Rasi-Koskinen can write in a way that allows her works to contain a different story on the second reading. While fully embracing the complexity of her style, the author assures us that she is more indulgent when writing for the young. “I try to accompany them through the story and out, to be more plot-driven and rely more on the action. It is great fun! However, my YA books are not exactly easy – I write for people who already love to read,” she admits. As another proof that teenagers are not discouraged by her demanding stories, The Dark Side of the Sun won the Nuori Aleksis prize in 2020, awarded by a jury of teenage readers.

When she writes for the young, she gives the floor to the teenager in her. “I write with her, and she is also my implied reader. The adult me is there to support, but has no right to judge or give lessons to her,” she says. 

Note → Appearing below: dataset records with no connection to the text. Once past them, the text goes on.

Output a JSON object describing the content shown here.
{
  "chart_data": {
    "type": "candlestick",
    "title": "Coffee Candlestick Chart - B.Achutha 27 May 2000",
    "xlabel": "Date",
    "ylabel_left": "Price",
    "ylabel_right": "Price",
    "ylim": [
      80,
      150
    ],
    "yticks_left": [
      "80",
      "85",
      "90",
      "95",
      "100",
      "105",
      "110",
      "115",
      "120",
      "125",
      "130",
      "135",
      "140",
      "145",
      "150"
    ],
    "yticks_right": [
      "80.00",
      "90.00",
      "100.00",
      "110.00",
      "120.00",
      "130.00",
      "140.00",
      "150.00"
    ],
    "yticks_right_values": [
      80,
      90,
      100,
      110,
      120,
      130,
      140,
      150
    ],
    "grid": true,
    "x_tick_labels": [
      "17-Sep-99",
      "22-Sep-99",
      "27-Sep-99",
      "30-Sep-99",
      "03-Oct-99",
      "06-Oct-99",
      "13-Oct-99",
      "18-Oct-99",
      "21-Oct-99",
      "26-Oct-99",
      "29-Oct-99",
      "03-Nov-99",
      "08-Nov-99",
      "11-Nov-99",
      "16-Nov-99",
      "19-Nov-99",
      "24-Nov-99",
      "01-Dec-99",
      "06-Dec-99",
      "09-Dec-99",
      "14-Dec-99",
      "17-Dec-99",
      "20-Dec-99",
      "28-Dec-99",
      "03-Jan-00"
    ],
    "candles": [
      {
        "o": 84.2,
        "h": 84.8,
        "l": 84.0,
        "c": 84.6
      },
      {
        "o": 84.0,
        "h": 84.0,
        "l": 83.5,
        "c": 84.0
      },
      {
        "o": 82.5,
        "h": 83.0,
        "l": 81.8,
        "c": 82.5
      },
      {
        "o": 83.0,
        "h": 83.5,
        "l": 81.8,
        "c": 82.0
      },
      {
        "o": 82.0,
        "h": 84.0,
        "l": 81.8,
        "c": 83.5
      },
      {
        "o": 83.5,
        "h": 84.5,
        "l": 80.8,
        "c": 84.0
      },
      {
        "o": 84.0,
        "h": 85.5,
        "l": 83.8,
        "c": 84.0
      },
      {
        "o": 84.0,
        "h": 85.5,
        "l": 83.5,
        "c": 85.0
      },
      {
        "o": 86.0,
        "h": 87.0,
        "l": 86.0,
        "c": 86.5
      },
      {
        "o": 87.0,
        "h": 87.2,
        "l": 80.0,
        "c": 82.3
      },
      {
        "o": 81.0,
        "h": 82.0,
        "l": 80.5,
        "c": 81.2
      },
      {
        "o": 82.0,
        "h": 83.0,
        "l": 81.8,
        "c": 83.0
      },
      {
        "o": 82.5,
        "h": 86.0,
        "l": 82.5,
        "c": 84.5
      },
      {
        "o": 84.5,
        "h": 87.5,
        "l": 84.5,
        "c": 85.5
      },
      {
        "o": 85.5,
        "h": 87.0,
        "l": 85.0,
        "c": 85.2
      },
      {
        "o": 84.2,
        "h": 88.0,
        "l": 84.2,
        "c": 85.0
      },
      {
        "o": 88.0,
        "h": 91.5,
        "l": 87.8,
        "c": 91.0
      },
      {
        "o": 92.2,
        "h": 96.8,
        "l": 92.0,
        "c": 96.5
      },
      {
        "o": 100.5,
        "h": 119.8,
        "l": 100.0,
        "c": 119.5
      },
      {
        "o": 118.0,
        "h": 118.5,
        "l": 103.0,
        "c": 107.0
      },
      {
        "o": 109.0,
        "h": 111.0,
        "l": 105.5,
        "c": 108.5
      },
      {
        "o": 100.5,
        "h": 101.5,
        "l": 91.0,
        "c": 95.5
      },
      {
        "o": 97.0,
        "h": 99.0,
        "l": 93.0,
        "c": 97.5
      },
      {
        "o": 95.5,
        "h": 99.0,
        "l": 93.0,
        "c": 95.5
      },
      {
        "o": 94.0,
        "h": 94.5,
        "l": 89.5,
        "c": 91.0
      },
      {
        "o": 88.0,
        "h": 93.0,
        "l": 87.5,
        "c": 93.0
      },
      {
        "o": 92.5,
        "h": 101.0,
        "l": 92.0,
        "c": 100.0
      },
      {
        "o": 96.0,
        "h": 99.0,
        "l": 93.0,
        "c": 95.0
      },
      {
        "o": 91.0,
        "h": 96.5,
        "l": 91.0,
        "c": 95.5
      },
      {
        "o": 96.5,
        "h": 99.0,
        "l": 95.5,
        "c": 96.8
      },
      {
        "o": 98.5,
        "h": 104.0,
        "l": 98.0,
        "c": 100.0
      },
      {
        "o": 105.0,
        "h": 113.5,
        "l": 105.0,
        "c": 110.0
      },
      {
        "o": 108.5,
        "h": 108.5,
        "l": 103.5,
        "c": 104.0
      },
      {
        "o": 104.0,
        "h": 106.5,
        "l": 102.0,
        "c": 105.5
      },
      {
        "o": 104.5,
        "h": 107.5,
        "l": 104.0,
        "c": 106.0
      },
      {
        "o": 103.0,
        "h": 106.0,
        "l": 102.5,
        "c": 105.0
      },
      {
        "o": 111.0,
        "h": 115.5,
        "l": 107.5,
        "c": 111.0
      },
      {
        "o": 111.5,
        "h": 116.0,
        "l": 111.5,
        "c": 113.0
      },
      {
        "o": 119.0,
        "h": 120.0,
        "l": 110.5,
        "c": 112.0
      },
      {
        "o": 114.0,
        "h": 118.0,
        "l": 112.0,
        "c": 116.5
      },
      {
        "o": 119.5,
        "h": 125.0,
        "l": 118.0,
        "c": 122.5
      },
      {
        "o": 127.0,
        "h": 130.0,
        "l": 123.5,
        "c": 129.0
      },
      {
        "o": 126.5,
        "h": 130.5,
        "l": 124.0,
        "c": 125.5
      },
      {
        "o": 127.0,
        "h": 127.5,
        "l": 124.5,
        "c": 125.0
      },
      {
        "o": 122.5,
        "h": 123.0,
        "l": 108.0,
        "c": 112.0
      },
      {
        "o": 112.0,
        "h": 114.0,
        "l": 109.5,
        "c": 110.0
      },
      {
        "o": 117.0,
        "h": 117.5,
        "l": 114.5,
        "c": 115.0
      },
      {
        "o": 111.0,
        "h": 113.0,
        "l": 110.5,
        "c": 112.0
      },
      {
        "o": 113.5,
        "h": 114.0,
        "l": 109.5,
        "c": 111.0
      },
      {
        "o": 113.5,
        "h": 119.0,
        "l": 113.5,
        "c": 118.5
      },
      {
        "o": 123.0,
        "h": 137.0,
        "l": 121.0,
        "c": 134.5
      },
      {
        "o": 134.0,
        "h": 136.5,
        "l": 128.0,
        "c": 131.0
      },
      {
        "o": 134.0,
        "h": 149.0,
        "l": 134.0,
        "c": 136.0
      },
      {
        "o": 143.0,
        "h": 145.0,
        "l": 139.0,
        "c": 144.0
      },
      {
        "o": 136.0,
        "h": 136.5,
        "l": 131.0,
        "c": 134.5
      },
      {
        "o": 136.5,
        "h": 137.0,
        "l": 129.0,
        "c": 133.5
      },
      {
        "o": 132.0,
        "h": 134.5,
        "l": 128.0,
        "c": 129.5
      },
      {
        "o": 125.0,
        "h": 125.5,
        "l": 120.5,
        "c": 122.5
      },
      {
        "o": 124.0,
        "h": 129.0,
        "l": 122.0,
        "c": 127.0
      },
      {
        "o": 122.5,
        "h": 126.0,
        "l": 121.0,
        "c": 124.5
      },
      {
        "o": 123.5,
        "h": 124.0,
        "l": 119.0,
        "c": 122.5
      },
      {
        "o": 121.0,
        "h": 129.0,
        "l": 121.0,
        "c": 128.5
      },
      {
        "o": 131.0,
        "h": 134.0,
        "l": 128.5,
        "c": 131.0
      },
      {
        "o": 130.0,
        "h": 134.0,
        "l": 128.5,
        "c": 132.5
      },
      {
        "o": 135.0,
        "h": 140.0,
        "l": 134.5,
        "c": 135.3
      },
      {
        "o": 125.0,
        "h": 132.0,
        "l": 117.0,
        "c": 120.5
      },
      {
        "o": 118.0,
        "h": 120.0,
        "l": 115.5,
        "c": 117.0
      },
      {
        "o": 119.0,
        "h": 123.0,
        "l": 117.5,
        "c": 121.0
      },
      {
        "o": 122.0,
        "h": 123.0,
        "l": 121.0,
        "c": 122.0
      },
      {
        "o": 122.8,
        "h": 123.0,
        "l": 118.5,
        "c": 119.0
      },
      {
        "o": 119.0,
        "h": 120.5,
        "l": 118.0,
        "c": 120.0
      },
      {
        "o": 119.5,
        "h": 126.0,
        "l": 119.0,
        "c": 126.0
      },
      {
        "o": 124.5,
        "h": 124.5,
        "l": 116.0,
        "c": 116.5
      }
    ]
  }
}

“It’s good to have easy-reading books to instil a love of reading, but we also need more ambitious youth literature that introduces literary elements of adult books. When writing for the young, I don't think we should avoid any particular topics, but they do deserve books that take place in their world. So that you don’t have to read about relationship problems of fortysomethings when you’re fifteen,” she remarks.

Young people deserve books that take place in their world

Marisha Rasi-Koskinen's books are also a way of reconciling with the so-called “awkward age”, that fragile moment when all doors are open, at least in theory. “As much as we idealize our adolescent years, they are often also depicted as shameful and strange. Interestingly, many people wish to have children, but who wants to have a teenager? Where does this need to be negative about the young people we once were emerge from?” she wonders. 

So, if she could travel in time, how would the teenage version of Marisha see her older self today, surrounded by Parisian journalists and being filmed by her French publisher for a promotional video? Marisha Rasi-Koskinen bursts into laughter. “I'd like to think she’d be relieved if she saw this future: ‘that person isn't such a dumbhead after all’.”